Dames, see them rollin'

Dames%2C+see+them+rollin%26%23039%3B

In order for the Druid City Dames to take on opponents, they have to meet a certain number of requirements laid out by the Women’s Flat Track Derby Association. CW | Shelby Akin

Sam West

Feeding off the energy of the crowd, Lola pushed herself and finished her final lap just under the buzzer. The room filled with applause. She had surmounted the most difficult part of her training and was well on her way to being able to compete with Tuscaloosa’s only roller derby league.

This team, the Druid City Dames, is just a few months old. They lack a practice space of their own and have yet to be recognized by the Women’s Flat Track Derby Association, but they have the camaraderie and spirit of a group that’s been around for years.

“When they first started here, I went to the first meeting at Druid City [Brewery], and it was like finding 35 friends,” said Heidi Benstead, who goes by “Ebola Lola.” “You’re going to hear a lot of that – ‘Derby saved my life!’ But it’s the most amazing and positive group.”

The Dames were started by Megan Gunter, known on the rink as Valhallaback Girl. Before founding Tuscaloosa’s team, she commuted to Birmingham to be a part of their group, the Tragic City Rollers. She decided to gauge local interest in the sport on Facebook and received a surprising number of responses. Through social media, Gunter met Kelly Wolfe, also known as “Assault E. Senorita” or “Salty” for short, who now acts as the team’s coach.

Before the team can even think about taking on opponents, they have to meet a certain number of requirements laid out by the Women’s Flat Track Derby Association. These tests include the speed challenge Ebola Lola passed earlier in the night. Wolfe thus spends most of a practice drilling players on these skills.

“Even in the two months and a week and a half that we’ve been doing this, we can already see skill levels starting to expand from one level of the spectrum to the other,” she said.

As a coach, Wolfe strikes a balance between stern and friendly. She’s more comfortable skating than I am walking, gliding effortlessly between groups of women to correct their mistakes as well as encourage them.

An important part of the sport’s culture are players’ roller derby nicknames. In practice and competition, a skater becomes her alter ego and doesn’t go by her street name at all. These handles are usually designed to be tough- or clever-sounding. A few other skaters I met had monikers like Apocalyptic J, Edgy Thrashgood, and Slaughterhouse V.

But for all its humor, competition roller derby has a surprisingly complex series of rules. It involves two teams of five: three blockers, one jammer and one pivot. You score points by having your jammer pass members of the opposing team. The blockers play both offense and defense, assisting the jammer and preventing the members of the other team from scoring.

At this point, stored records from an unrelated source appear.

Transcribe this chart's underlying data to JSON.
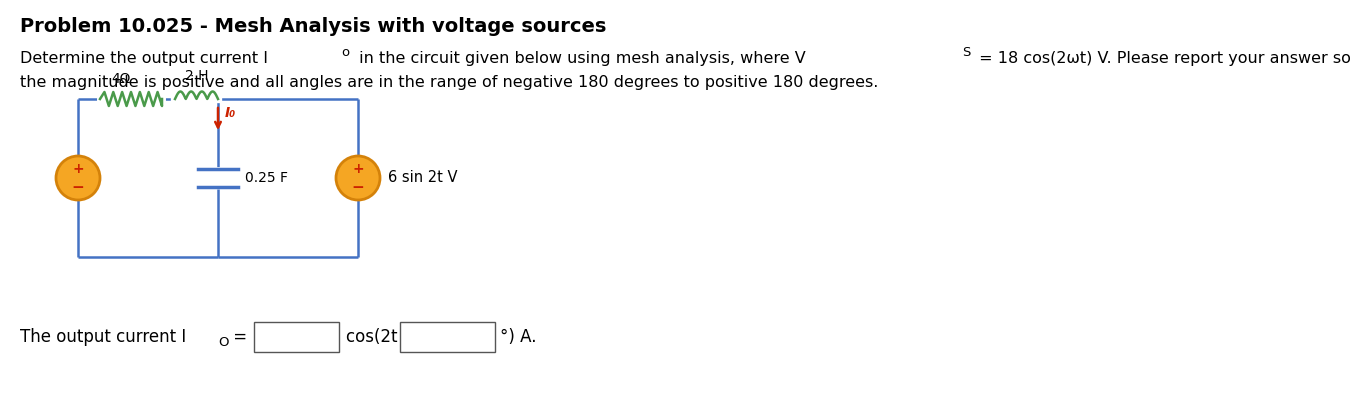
{
  "title": "Problem 10.025 - Mesh Analysis with voltage sources",
  "line1a": "Determine the output current I",
  "line1b": "o",
  "line1c": " in the circuit given below using mesh analysis, where V",
  "line1d": "S",
  "line1e": " = 18 cos(2ωt) V. Please report your answer so",
  "line2": "the magnitude is positive and all angles are in the range of negative 180 degrees to positive 180 degrees.",
  "label_4ohm": "4Ω",
  "label_2H": "2 H",
  "label_cap": "0.25 F",
  "label_lo": "I₀",
  "label_isource": "6 sin 2t V",
  "circuit_color": "#4472c4",
  "resistor_color": "#4a9a4a",
  "inductor_color": "#4a9a4a",
  "source_fill": "#f5a623",
  "source_edge": "#d4820a",
  "arrow_color": "#cc2200",
  "background": "#ffffff",
  "title_fontsize": 14,
  "body_fontsize": 11.5
}
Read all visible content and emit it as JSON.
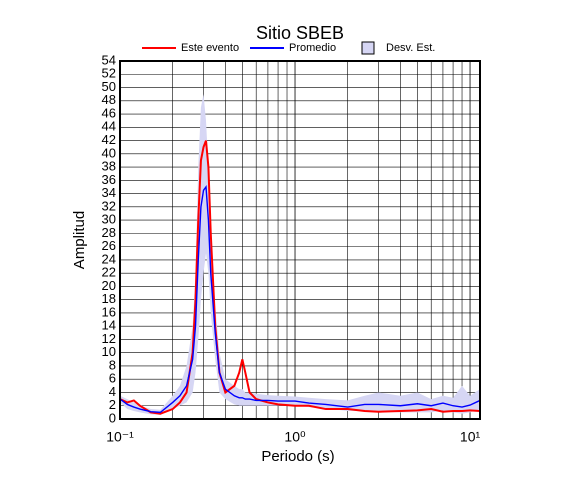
{
  "chart_data": {
    "type": "line",
    "title": "Sitio SBEB",
    "xlabel": "Periodo (s)",
    "ylabel": "Amplitud",
    "log_x": true,
    "grid": true,
    "xlim": [
      0.1,
      11.4
    ],
    "ylim": [
      0,
      54
    ],
    "xticks": [
      {
        "value": 0.1,
        "label": "10⁻¹"
      },
      {
        "value": 1,
        "label": "10⁰"
      },
      {
        "value": 10,
        "label": "10¹"
      }
    ],
    "xminor_ticks": [
      0.2,
      0.3,
      0.4,
      0.5,
      0.6,
      0.7,
      0.8,
      0.9,
      2,
      3,
      4,
      5,
      6,
      7,
      8,
      9
    ],
    "yticks": [
      0,
      2,
      4,
      6,
      8,
      10,
      12,
      14,
      16,
      18,
      20,
      22,
      24,
      26,
      28,
      30,
      32,
      34,
      36,
      38,
      40,
      42,
      44,
      46,
      48,
      50,
      52,
      54
    ],
    "x": [
      0.1,
      0.11,
      0.12,
      0.13,
      0.15,
      0.17,
      0.2,
      0.22,
      0.24,
      0.26,
      0.27,
      0.28,
      0.29,
      0.3,
      0.31,
      0.32,
      0.33,
      0.35,
      0.37,
      0.4,
      0.45,
      0.48,
      0.5,
      0.52,
      0.55,
      0.6,
      0.7,
      0.8,
      1,
      1.2,
      1.5,
      2,
      2.5,
      3,
      4,
      5,
      6,
      7,
      8,
      9,
      10,
      11.4
    ],
    "band": {
      "name": "Desv. Est.",
      "color": "#d6d6f4",
      "upper": [
        3.5,
        3,
        2.5,
        2,
        1.5,
        1.4,
        3.5,
        5,
        8,
        14,
        22,
        38,
        47,
        49,
        45,
        38,
        28,
        17,
        10,
        6,
        5,
        4.5,
        4.5,
        4,
        4,
        3.8,
        3.6,
        3.5,
        3.4,
        3.2,
        3,
        2.8,
        3.5,
        4,
        3.5,
        4,
        3,
        3.5,
        3.2,
        5,
        3.5,
        4.5
      ],
      "lower": [
        2.5,
        1.5,
        1.2,
        1,
        0.7,
        0.6,
        1.5,
        2,
        2.5,
        4,
        7,
        12,
        18,
        22,
        25,
        22,
        16,
        9,
        4,
        3,
        2.2,
        2,
        2,
        2,
        2,
        2,
        2,
        2,
        2,
        1.8,
        1.6,
        1.2,
        1.2,
        1.2,
        1,
        1,
        1,
        1.3,
        1,
        0.8,
        1,
        1.5
      ]
    },
    "series": [
      {
        "name": "Este evento",
        "color": "#ff0000",
        "values": [
          3,
          2.5,
          2.8,
          2,
          1,
          0.8,
          1.5,
          2.5,
          4,
          10,
          18,
          30,
          39,
          41,
          42,
          38,
          28,
          14,
          7,
          4,
          5,
          7,
          9,
          7,
          4,
          3,
          2.5,
          2.2,
          2,
          2,
          1.5,
          1.5,
          1.2,
          1.1,
          1.2,
          1.3,
          1.5,
          1.1,
          1.2,
          1.2,
          1.3,
          1.2
        ]
      },
      {
        "name": "Promedio",
        "color": "#0000ff",
        "values": [
          3,
          2.2,
          1.8,
          1.5,
          1.1,
          1,
          2.5,
          3.5,
          5,
          9,
          14,
          24,
          32,
          34.5,
          35,
          30,
          22,
          13,
          7,
          4.5,
          3.5,
          3.2,
          3.2,
          3,
          3,
          2.8,
          2.8,
          2.7,
          2.7,
          2.4,
          2.2,
          1.8,
          2.2,
          2.2,
          2,
          2.3,
          2,
          2.4,
          2,
          1.8,
          2.1,
          2.8
        ]
      }
    ]
  }
}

Contrary to the popular belief, it’s not permitted to roughhouse or attempt to knock people over. You can bump a player’s side, but using your hands or elbows to hit is a foul.

“Everyone thinks of the 1970s movies, with violence, or they’ll think everyone wears tutus and fishnets and that’s really not the case,” said Julianne Davenport, also known as “Dolldemort.” Davenport is a non-skating official who is helping the Dames prepare to compete under regulation.

Violence might be a pop cultural myth, but roller derby is still a contact sport, and tumbling over seems to be common. Every Druid City Dame competes and practices in full protective gear. Players are also taught to jump and land while skating, so they can leap over fallen competitors during the heat of a match.

Davenport said she thinks that roller derby is popular because there are few competitive sports for women. To her, the game strikes the right balance between rivalry and friendship.

“It’s competitive for women, but it’s not tearing-you-apart competitive,” she said. “Really, how many organizations are for women to go out and be tough and still be cool with each other?”

However, the future of the Dames seems to be up in the air. They’re currently practicing at the YMCA, but at the end of the month, their space will be given over to local basketball, leaving the team without a home.

“We’re looking for a new location, and if we don’t find one… we’re going to have to be playing in parking lots,” said Gunter. “I always said, if we have to play in parking lots, we’ll play in parking lots.”

The team has begun the search for a new location, but hasn’t yet found the right one. Even in the worst case scenario that they have nowhere to turn, Wolfe still feels they’ve accomplished a lot during their time together.

“We have some girls who are stronger than they ever would have been if they had not started roller derbying,” she said. “They know how to be a part of a team, they know fitness, they know endurance… everybody’s much stronger for it.”

The group is still hopeful, however. Wolfe said that her dream scenario would be for the Dames to own their own space and be able to compete on the same level as Birmingham’s team.

“I want to be bigger than Birmingham,” she said. “We’re Tuscaloosa. We’re the Crimson Tide… we’re supposed to have the most awesome roller derby team in the state of Alabama. It’s just supposed to be that way.”